According to police, they were responding to a 911 caller who reported a man in a white shirt at a bus stop who had pointed a gun at him. As police were on their way to respond to this first call, another call reportedly came in by a caller who said a man with a similar description was waiving a gun around at the bus stop, so a SWAT team was mobilized and responded to the scene.
As the video shows, multiple cops with AR -15s quickly surround Schafer. Despite the fact that he was sleeping, police began yelling commands at him which appeared to disorient and anger the reportedly mentally unstable man.
At first, Schafer listened to the cops and put his hands up. However, as they yelled more, it appeared to disorient the man. As the video progressed, Schafer was by no means cooperating with the officers’ commands. Instead of laying down like he was told to do, Schafer sat there, cursing out the cops, telling them to just “shoot me!”
He then sits up on the park bench, while continuing to ignore the officers’ commands. At this point, however, he appears to move his hand toward his waistband but before he can grab anything dozens of shots ring out.
“He was given commands,” Lt. Scott Norris said. “He decided to ignore those commands, and he made that overt act to grab that gun. It is a deadly force situation. Officers responded in accordance with their training. This person presented our officers and everybody involved to include the general public with a deadly force situation. The subject was given clear, concise verbal commands not to reach for his waistband.”
Schafer’s body was perforated by more than a dozen rounds. In a tragic irony, just before officers Paul Durham, Kyle King, and Randy Serrano filled Schafer with holes, one of the other officers fired a 40 mm non-lethal round at the mentally ill man. Sadly, however, instead of waiting to see what his reaction was to the non-lethal, officers opened fire with AR-15s at nearly the exact same time.

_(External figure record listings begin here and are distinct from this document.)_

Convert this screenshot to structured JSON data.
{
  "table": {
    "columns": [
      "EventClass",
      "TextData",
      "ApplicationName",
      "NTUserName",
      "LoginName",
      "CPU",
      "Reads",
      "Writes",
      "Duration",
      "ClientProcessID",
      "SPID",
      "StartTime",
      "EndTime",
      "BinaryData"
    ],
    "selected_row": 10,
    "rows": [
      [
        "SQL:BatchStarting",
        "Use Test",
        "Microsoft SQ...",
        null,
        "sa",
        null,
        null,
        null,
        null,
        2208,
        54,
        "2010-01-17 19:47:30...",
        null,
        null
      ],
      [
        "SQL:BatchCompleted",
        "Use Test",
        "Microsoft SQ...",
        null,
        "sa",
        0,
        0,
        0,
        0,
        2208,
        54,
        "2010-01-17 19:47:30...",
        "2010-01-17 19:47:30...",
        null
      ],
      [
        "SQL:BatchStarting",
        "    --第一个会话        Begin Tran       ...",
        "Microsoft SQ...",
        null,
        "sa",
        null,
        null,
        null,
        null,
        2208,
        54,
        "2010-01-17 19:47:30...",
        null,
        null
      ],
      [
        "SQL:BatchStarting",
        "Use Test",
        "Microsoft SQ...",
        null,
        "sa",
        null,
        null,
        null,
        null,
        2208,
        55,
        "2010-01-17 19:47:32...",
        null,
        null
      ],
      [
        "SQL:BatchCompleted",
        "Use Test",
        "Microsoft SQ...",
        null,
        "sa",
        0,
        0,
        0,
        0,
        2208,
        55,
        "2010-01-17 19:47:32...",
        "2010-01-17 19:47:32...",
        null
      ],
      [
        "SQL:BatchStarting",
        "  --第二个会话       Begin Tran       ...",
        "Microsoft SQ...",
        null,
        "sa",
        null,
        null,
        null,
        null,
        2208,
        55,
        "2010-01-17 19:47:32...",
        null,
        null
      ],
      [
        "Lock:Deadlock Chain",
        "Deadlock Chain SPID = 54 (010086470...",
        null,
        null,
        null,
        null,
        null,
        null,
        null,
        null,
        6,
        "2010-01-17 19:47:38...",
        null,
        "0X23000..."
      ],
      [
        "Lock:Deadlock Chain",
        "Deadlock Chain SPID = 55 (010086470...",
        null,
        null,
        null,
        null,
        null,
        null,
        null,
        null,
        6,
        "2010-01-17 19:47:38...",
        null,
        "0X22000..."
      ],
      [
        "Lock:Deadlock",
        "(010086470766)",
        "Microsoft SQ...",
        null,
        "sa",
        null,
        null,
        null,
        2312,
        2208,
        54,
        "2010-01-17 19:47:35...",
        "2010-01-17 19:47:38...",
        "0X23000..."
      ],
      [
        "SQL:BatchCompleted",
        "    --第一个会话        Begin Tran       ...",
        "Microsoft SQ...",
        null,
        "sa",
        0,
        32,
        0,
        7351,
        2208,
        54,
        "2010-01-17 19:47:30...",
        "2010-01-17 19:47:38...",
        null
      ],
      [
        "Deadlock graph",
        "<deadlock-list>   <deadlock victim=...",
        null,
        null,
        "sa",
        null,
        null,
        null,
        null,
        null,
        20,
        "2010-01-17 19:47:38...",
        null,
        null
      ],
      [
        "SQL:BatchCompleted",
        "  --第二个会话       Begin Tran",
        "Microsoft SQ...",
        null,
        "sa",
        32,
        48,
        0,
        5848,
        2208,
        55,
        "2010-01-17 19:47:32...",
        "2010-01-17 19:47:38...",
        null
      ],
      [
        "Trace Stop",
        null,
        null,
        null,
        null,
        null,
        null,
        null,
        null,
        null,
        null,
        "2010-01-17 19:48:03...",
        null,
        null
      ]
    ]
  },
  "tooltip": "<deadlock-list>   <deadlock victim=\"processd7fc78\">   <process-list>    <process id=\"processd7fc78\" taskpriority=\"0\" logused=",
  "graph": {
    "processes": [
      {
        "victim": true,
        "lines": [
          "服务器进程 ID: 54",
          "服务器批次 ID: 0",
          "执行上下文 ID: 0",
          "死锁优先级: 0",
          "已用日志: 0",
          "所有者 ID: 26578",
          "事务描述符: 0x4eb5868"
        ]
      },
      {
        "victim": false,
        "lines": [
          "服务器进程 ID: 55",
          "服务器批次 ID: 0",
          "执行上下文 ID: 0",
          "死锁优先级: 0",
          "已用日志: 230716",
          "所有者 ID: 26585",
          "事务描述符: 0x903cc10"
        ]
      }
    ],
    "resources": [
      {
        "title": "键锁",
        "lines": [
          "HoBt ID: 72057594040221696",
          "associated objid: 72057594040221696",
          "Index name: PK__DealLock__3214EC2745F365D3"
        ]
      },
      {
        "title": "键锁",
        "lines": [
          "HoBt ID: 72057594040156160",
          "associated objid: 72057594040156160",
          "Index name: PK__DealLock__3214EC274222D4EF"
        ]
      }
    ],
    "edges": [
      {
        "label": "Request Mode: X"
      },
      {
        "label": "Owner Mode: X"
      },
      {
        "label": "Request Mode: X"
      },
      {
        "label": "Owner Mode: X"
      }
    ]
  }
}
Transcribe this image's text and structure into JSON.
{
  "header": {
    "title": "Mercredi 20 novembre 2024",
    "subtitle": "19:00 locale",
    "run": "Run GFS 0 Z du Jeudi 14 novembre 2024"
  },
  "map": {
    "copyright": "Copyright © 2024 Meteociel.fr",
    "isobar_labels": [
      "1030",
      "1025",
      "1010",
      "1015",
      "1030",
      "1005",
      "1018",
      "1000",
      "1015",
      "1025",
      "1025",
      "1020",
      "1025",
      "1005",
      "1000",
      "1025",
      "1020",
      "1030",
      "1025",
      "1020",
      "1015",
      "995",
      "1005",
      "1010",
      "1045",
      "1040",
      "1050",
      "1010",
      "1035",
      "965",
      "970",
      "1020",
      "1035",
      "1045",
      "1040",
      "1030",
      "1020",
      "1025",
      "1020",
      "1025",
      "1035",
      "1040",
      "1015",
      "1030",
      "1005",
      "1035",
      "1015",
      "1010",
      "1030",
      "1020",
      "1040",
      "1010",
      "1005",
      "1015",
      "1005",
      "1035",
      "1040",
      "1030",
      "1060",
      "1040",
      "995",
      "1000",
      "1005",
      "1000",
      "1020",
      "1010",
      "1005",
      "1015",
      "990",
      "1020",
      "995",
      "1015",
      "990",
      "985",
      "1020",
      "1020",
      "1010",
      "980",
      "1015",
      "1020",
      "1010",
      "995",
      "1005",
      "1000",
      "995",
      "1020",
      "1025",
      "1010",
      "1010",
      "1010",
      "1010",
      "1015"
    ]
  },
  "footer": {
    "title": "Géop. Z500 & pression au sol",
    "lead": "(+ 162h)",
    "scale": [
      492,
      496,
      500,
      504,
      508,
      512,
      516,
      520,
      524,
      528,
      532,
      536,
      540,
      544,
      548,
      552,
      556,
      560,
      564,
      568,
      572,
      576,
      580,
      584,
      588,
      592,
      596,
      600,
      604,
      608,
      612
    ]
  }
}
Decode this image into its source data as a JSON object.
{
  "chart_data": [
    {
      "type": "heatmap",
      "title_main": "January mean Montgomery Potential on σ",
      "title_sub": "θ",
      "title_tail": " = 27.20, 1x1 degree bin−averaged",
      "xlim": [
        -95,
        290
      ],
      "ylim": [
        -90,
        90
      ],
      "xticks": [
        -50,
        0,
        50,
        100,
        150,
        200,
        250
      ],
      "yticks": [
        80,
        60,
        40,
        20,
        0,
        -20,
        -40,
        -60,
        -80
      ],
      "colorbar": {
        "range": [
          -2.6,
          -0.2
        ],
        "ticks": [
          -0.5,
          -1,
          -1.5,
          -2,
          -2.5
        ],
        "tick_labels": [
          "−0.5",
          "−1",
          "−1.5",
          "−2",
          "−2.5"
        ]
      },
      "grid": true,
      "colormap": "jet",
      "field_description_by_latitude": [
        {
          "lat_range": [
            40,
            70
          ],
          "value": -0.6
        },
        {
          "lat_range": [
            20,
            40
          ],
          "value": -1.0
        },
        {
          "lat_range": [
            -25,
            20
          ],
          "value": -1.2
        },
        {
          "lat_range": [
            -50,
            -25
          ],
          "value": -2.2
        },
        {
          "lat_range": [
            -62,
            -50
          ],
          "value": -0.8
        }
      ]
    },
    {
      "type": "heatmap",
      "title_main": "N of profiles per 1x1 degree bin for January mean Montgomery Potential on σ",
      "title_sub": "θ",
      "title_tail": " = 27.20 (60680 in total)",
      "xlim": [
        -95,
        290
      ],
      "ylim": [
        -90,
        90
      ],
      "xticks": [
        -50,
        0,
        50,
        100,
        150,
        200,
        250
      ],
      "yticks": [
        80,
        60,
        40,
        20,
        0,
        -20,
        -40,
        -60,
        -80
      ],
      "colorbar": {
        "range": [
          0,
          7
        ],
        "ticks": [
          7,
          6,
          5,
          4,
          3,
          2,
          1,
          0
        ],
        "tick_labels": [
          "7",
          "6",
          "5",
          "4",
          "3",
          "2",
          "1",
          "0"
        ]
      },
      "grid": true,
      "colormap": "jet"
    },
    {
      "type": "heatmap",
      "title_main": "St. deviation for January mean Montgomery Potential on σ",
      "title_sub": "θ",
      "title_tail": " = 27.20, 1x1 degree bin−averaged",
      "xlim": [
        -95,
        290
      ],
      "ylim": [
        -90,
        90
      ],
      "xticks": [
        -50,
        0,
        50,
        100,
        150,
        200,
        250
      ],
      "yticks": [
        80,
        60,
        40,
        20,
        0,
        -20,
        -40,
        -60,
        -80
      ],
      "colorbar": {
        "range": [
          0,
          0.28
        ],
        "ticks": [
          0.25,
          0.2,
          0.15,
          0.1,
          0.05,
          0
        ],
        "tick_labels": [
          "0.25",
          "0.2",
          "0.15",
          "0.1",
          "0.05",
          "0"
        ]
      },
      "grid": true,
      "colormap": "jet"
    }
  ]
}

According to KRQE, during a news conference, APD stated the investigation is in its initial stages and remains ongoing at this time. Authorities say the investigation could take up to a year to complete.
“We do not draw any conclusions as to whether the officers acted consistent with our policies until all facts are known and investigation is complete,” Chief Mike Greier said.
Below is the disturbing video of police executing Schafer. Also below is another video — for you to compare to the APD cops — taken from inside an Oregon high school of a student with a real gun.
It is important to point out that these officers in the video above, who were heavily armed, up to and including bulletproof vests and body armor, were unable to resolve a situation without killing a man for merely reaching for his waistband. When we compare the actions of these officers to a high school football coach in Oregon who disarmed a potential mass shooter with a real gun — unarmed and by himself — the response from police in this situation seems that much more ridiculous.
In May of this year, Angel Granados-Diaz walked into Parkrose High School with a loaded shotgun. Surveillance footage captured him stalking the halls of the school before he entered a classroom in which he could have easily murdered dozens of trapped students. However, Keanon Lowe, a football and track and field coach at the high school showed the world how true heroes react to dangerous situations.
Lowe quickly grabbed the gun from Granados-Diaz, got it away from him, and then embraced the troubled teenager with a hug. Instead of being shot and killed, Granados-Diaz was arrested and is now getting help for his problems and will have a second chance at life. Unfortunately, because SWAT cops responded to Schafer and not a cool headed heroic and brave football coach, Schafer will not have that option.